ダイワメジャーはGⅠを3勝しており実績はあるが、意外と取りこぼしも多いことやドバイからの海外連戦も考慮されて2番人気となっていた。

現地を訪れている日本人は、ダイワメジャーに賭けている人も多かった。

 

パドック周回でも特に問題はなく、そのまま出走時間となり、ゲート入りが始まる。

パドック周回のダイワメジャーは調子がよさそうに見えていた。

 

 

ゲートが開き、10頭の馬が飛び出す。

ダイワメジャーは先行策をとるようで、3,4番手の位置にいる。1番人気のグッドババは先行集団で走り、エイブルワンが先頭一番手で逃げている。

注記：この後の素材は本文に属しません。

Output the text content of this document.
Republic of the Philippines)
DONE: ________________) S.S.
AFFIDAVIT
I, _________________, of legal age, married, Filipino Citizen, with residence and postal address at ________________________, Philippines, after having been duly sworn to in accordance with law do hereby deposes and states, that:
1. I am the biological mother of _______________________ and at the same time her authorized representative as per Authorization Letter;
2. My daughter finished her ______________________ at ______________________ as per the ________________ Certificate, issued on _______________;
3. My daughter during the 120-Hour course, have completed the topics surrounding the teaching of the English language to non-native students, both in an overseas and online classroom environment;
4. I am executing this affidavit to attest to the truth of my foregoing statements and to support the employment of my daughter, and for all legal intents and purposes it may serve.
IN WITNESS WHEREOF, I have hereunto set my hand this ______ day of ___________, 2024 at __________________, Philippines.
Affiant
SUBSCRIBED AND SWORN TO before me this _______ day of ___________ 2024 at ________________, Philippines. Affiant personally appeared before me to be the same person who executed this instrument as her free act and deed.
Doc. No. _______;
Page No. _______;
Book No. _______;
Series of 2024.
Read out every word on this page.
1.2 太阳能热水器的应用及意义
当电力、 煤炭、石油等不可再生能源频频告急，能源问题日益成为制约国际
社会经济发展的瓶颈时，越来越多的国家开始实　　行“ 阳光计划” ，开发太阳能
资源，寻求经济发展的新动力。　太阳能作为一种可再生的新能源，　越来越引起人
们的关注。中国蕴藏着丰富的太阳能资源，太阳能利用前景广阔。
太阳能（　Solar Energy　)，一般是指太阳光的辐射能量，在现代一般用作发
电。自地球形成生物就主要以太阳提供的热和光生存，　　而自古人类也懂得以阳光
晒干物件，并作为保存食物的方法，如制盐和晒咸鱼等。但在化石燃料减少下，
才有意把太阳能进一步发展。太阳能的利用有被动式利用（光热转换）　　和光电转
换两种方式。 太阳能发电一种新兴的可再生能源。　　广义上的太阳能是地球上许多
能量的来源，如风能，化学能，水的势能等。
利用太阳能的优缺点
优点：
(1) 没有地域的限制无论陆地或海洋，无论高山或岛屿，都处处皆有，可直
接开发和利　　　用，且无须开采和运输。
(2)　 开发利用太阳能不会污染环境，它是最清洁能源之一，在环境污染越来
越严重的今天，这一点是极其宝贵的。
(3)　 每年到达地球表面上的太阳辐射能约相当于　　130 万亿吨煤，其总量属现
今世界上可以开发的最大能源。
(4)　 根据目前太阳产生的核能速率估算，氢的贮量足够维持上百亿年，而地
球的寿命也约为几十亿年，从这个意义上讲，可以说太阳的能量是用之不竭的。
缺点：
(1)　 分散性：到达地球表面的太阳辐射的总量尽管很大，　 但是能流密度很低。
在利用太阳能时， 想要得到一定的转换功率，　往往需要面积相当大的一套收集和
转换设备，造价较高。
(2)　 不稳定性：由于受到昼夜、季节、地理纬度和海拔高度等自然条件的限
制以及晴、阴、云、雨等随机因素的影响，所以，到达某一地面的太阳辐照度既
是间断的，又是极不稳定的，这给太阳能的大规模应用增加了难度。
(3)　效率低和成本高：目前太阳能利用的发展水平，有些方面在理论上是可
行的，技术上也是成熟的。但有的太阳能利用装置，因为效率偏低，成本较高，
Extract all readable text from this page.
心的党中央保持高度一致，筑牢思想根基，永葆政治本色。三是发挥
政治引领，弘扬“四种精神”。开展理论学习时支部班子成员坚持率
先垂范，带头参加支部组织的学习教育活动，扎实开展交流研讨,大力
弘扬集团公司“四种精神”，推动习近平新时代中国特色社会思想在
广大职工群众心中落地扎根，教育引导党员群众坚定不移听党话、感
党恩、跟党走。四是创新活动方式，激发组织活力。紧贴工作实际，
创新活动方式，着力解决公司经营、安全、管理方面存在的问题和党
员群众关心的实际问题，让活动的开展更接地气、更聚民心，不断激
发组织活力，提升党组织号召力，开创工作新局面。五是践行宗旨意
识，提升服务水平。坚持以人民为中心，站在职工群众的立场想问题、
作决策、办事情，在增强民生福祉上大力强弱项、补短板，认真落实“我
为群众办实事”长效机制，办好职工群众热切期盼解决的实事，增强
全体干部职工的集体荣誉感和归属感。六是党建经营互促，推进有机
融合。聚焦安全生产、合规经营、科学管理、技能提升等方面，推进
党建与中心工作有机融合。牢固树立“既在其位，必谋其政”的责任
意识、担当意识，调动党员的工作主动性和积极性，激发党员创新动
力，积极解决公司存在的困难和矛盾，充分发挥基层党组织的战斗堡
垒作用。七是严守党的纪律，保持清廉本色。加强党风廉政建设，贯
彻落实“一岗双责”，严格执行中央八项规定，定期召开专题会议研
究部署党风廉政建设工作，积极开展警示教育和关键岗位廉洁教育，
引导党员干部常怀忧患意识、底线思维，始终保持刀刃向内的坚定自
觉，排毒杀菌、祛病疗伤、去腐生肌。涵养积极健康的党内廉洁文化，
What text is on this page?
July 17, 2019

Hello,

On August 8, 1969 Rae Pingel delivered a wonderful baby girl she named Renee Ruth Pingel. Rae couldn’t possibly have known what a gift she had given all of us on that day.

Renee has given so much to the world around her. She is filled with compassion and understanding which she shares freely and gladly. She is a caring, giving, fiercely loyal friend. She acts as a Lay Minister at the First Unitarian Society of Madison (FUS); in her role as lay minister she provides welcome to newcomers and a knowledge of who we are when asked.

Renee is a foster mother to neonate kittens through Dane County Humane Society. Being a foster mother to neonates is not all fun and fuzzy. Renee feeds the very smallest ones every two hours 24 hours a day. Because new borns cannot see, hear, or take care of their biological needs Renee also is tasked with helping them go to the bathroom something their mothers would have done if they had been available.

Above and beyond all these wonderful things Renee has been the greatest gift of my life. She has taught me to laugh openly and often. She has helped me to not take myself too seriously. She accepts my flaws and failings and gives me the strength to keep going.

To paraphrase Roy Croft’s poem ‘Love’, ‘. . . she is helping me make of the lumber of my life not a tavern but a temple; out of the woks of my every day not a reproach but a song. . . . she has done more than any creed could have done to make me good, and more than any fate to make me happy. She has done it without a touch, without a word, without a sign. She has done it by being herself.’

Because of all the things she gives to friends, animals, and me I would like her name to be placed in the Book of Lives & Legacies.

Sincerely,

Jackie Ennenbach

向こう正面を走り続け、大きな順位の変動がないままそのままの位置で第3コーナーに入る。

 

 

「頼むぞ!行け!」

 

 

第4コーナーが終わり、七番人気のエイブルワンが変わらず先頭で逃げており、そこから2馬身程度後ろに3番の馬がいる。そしてその後ろにダイワメジャーは控えていた。

ゴールが近くなったことで、観客の歓声も徐々に大きいものになる。

 

残り400メートルを切り、直線に入ると、ダイワメジャーが一気に伸びてきて、先頭で粘り続けるエイブルワンを捉えにかかる。